🪜 SADARI

ギャンブラーの誤謬と無作為の錯覚

SADARI コラム · 2026年7月

コインが5回続けて表を出した。もう裏が出る「番」では?ほとんどの人がそう感じる。だが確率は冷静に答える ── いまだにきっかり半々だ。
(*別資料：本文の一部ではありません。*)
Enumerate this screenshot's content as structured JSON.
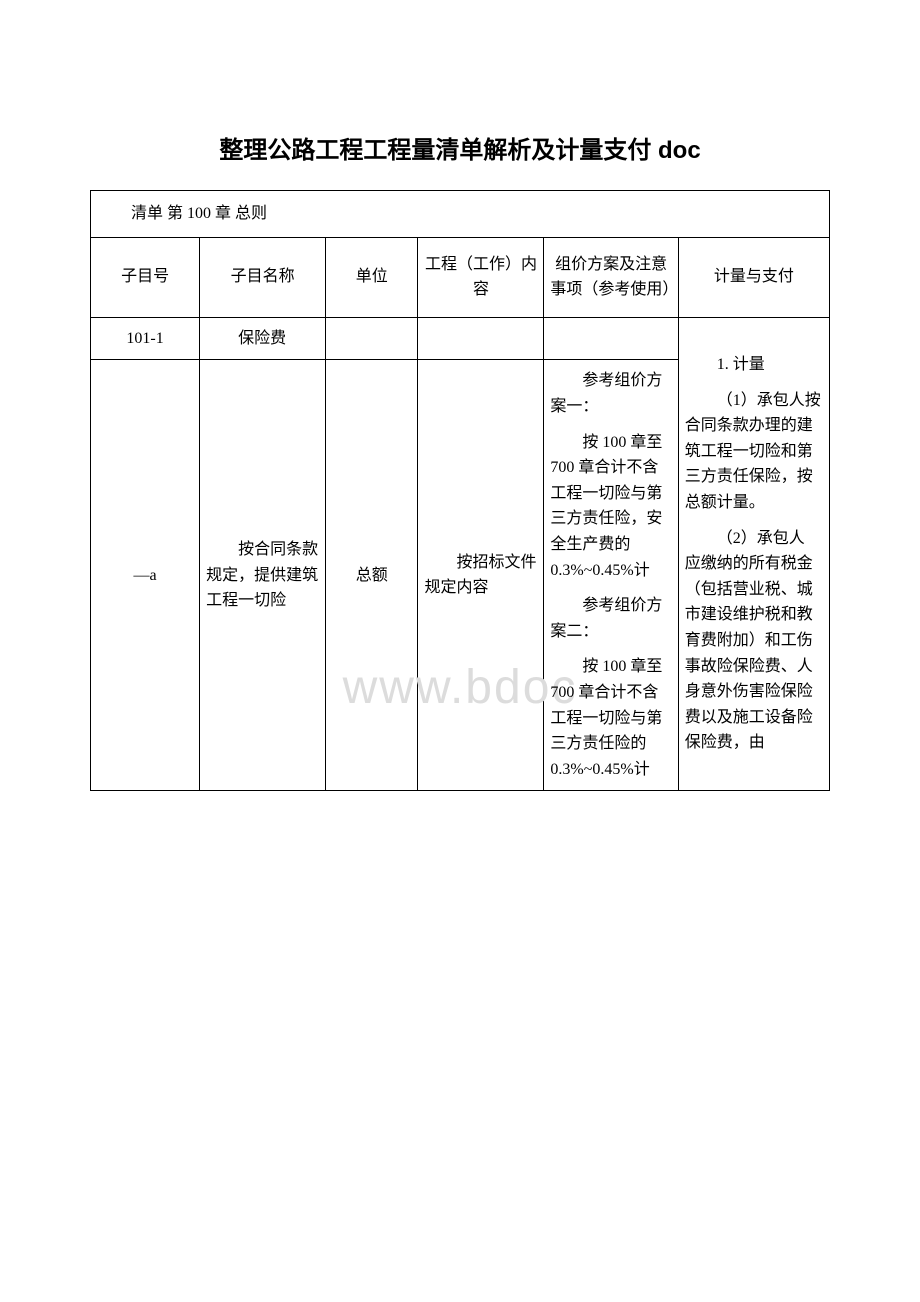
{
  "title": "整理公路工程工程量清单解析及计量支付 doc",
  "watermark": "www.bdoc",
  "table": {
    "chapter_title": "清单 第 100 章 总则",
    "headers": {
      "col1": "子目号",
      "col2": "子目名称",
      "col3": "单位",
      "col4": "工程（工作）内容",
      "col5": "组价方案及注意事项（参考使用）",
      "col6": "计量与支付"
    },
    "rows": {
      "r1": {
        "code": "101-1",
        "name": "保险费",
        "unit": "",
        "content": "",
        "plan": "",
        "payment": "1. 计量"
      },
      "r2": {
        "code": "—a",
        "name": "按合同条款规定，提供建筑工程一切险",
        "unit": "总额",
        "content": "按招标文件规定内容",
        "plan_p1_title": "参考组价方案一：",
        "plan_p1_body": "按 100 章至 700 章合计不含工程一切险与第三方责任险，安全生产费的 0.3%~0.45%计",
        "plan_p2_title": "参考组价方案二：",
        "plan_p2_body": "按 100 章至 700 章合计不含工程一切险与第三方责任险的 0.3%~0.45%计",
        "payment_p1": "（1）承包人按合同条款办理的建筑工程一切险和第三方责任保险，按总额计量。",
        "payment_p2": "（2）承包人 应缴纳的所有税金（包括营业税、城市建设维护税和教育费附加）和工伤事故险保险费、人身意外伤害险保险费以及施工设备险保险费，由"
      }
    }
  },
  "styles": {
    "title_fontsize": 24,
    "body_fontsize": 16,
    "border_color": "#000000",
    "background_color": "#ffffff",
    "watermark_color": "#dcdcdc"
  }
}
人の直感は、驚くほど頻繁に無作為を読み違える。その誤りは名前がつくほど普遍的だ。代表的な3つを見てみよう。

ギャンブラーの誤謬

ギャンブラーの誤謬とは、「過去の結果が次の結果に影響する」と信じる錯覚だ。コインに記憶はない。表が5回出ても、6回目が表である確率は変わらず1/2。各試行は互いに独立だからだ。1913年、モンテカルロのルーレットで黒が26回連続で出たとき、群衆は「次こそ赤の番」と大金を賭けて失った。この誤謬の代表例として今も語り継がれている。

ホットハンドの錯覚

反対方向の誤りもある。ホットハンドの錯覚は「好調の流れは続く」と信じることだ。バスケ選手が数回続けて決めると「今は手が熱い」と次も入ると期待する。独立な無作為では、「流れ」そのものが多くの場合錯覚だ。ギャンブラーの誤謬とホットハンドは正反対に見えるが、どちらも無作為に存在しないパターンを読み取ろうとする同じ根から生まれる。

クラスター錯覚

人は本物の無作為が「均等に散らばる」と期待する。だが本物の無作為はむしろ塊に見える。コインを100回投げれば、同じ面が5〜6回続く区間が自然に現れる。この塊(クラスター)を見て「何かおかしい」と感じるのがクラスター錯覚だ。きれいに交互に出る結果のほうが、むしろ人為的なのだ。

では抽選は?

この3つを知ると、公平な抽選への態度が変わる。あみだくじで同じ人が続けて当たっても、ルーレットで似た位置が繰り返されても、それは不正ではなく無作為の自然な顔だ。各回は過去と無関係に独立して、そして公平に行われる。「今度は自分の番」という感覚は心の錯覚にすぎない ── 確率に「番」はない。